The various roles of the senior clinical nurse

  • Responsible for one, five or 30 patients, depending on staffing levels, staff sickness, meetings and many other random events
  • Providing nursing care to those patients with specialist and complex needs
  • Responsible for assessing student nurses and healthcare assistants
  • Providing leadership to junior staff
  • Specialist/link nurse in several clinical areas
  • Investigating critical incidents and writing up the resulting formal reports
  • Attending legal hearings and coroner's courts
  • ‘Acting up’ for senior clinical managers (as well as covering your own work)
  • ‘Acting down’ if junior staff are away (as well as covering your own work)
  • Responsible for medication administration, storage and monitoring
  • Reading and acting upon the organisation's emails
  • Maintaining clinical skills and keeping updated with specialist knowledge
  • Working shifts that cover days, nights and 365 days a year
  • Being the problem-solver for those other healthcare staff who visit the ward and ask for equipment, notes, information or answers to questions
  • And, as the written job descriptions often include as the last line, ‘any other duties that are deemed necessary’.
  • Why do you need to learn how to survive as a senior clinical nurse?

    Each of the above roles are not individually unduly stressful. Some become routine and, with experience, do not create undue stress. Others would be rarer, such as attending a coroner's court, and most people find these stressful. However, if you consider how many of the above formed part of your duties over the past month, then you can begin to see why this particular clinical role is one that carries with it ongoing and cumulative stress and the danger of burnout. I would suggest that most of you reading this article would have undertaken at least 10 of those various roles in the previous month. It is this ongoing, consistent and relentless accumulation of stress factors that make learning to survive in this crucially important role so vital.
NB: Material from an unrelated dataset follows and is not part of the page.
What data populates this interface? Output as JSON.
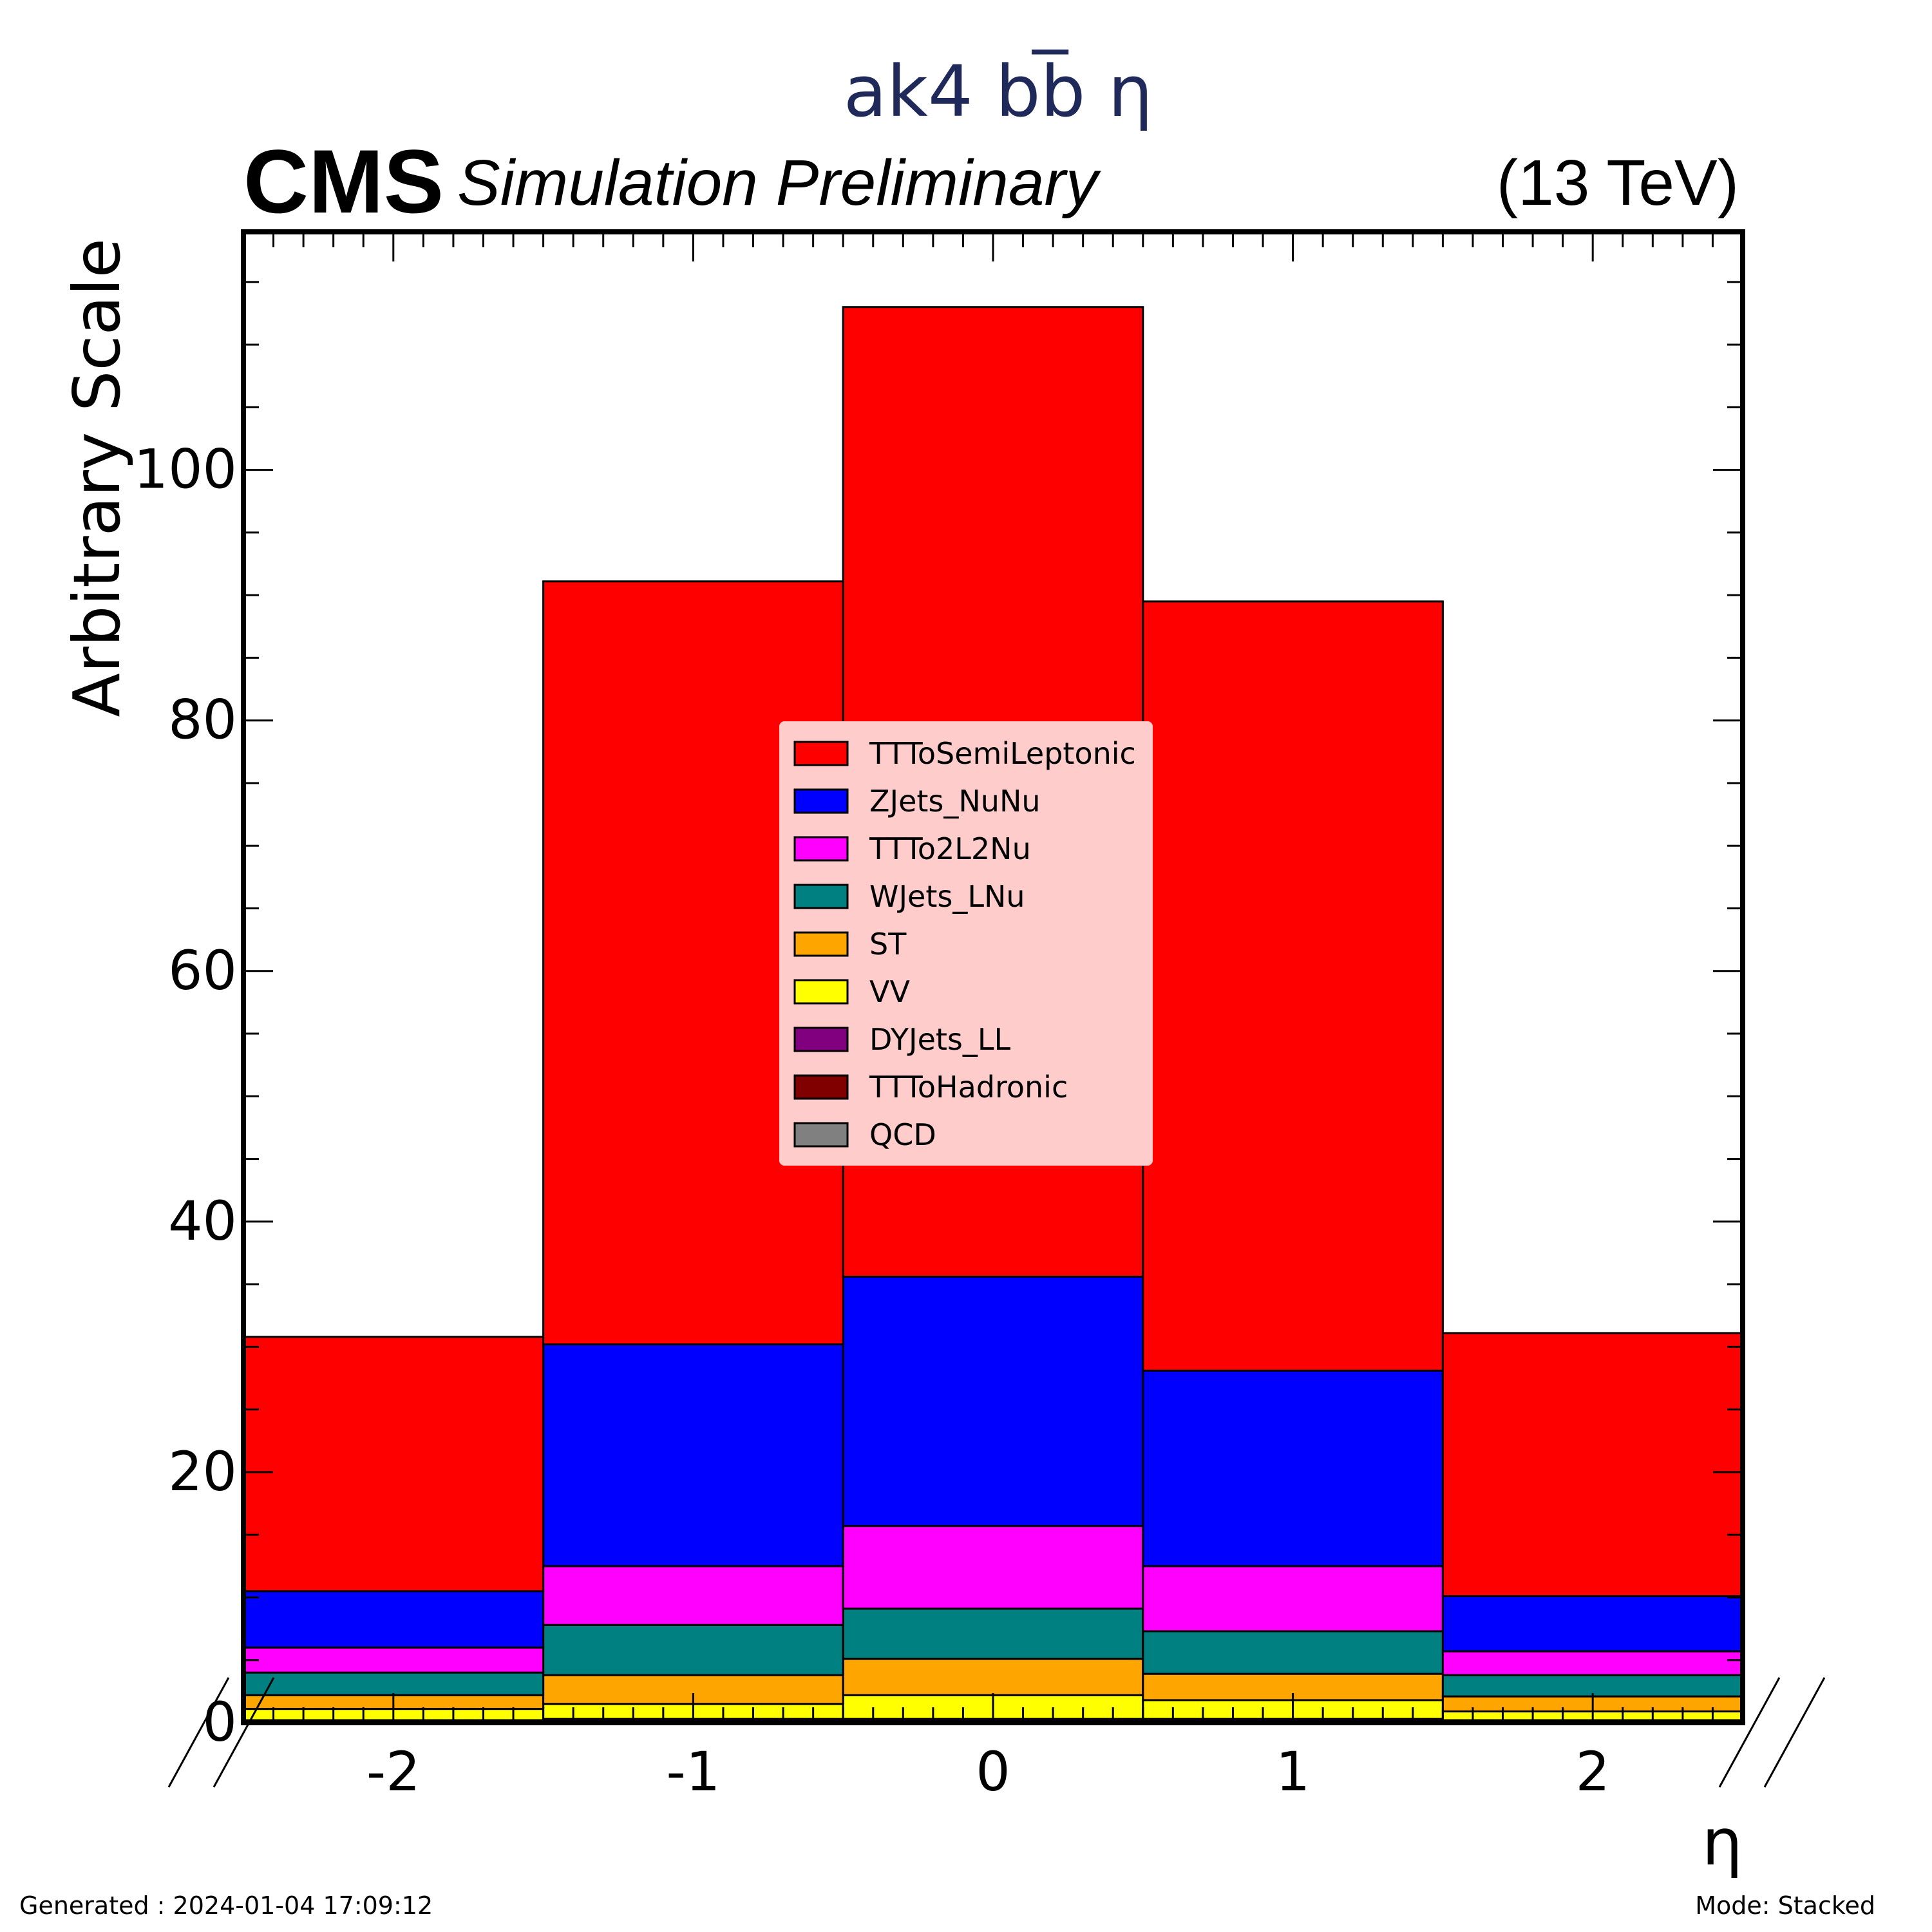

If you do not learn to manage these additional roles then you will find that the enjoyment of patient care, the rewards of student mentoring and the pleasures of clinical leadership gradually disappear to be replaced by drudgery, worry, anxiety and, eventually, burnout.

    Identifying priorities

    Take a step back from your clinical role, find a quiet spot, take a pencil and notebook. First, identify which of those various roles identified above form part of your regular work. Then highlight the three most important that form part of your specific role. Then identify the next three areas that are slightly less important. Now take a few minutes to just reflect on those six areas as they represent your key role. The next stage is to explore the complete list again and this time identify which of the activities would occur every shift, those that occur once a week, once a month or which are the exceptional events. Finally, examine how those two perspectives combine—which activities are important and occur every shift, and which are not so important but occur every shift. You should now be in a position to identify your priorities and the activities that are likely to accumulate to become stressful.

    Reducing stressors

    Now look at ways to reduce the accumulation of stressors. For example:

  • Delegate some of your roles to other staff
  • Take a 2-month break from mentoring students
  • Organise your week so that you only mentor a student for three of your five shifts
  • Say ‘no’ when asked to cover someone else's work as well as your own
  • Book a day to update procedure files, write reports and act on organisational emails.
  • These are just a few general suggestions—think through your own needs and make an appointment with your manager to explore how you can manage your work so that you can do justice to the variety of roles you have accumulated. If you are good at your role you will find that you will be asked to do more and more. You have to learn to say ‘No’.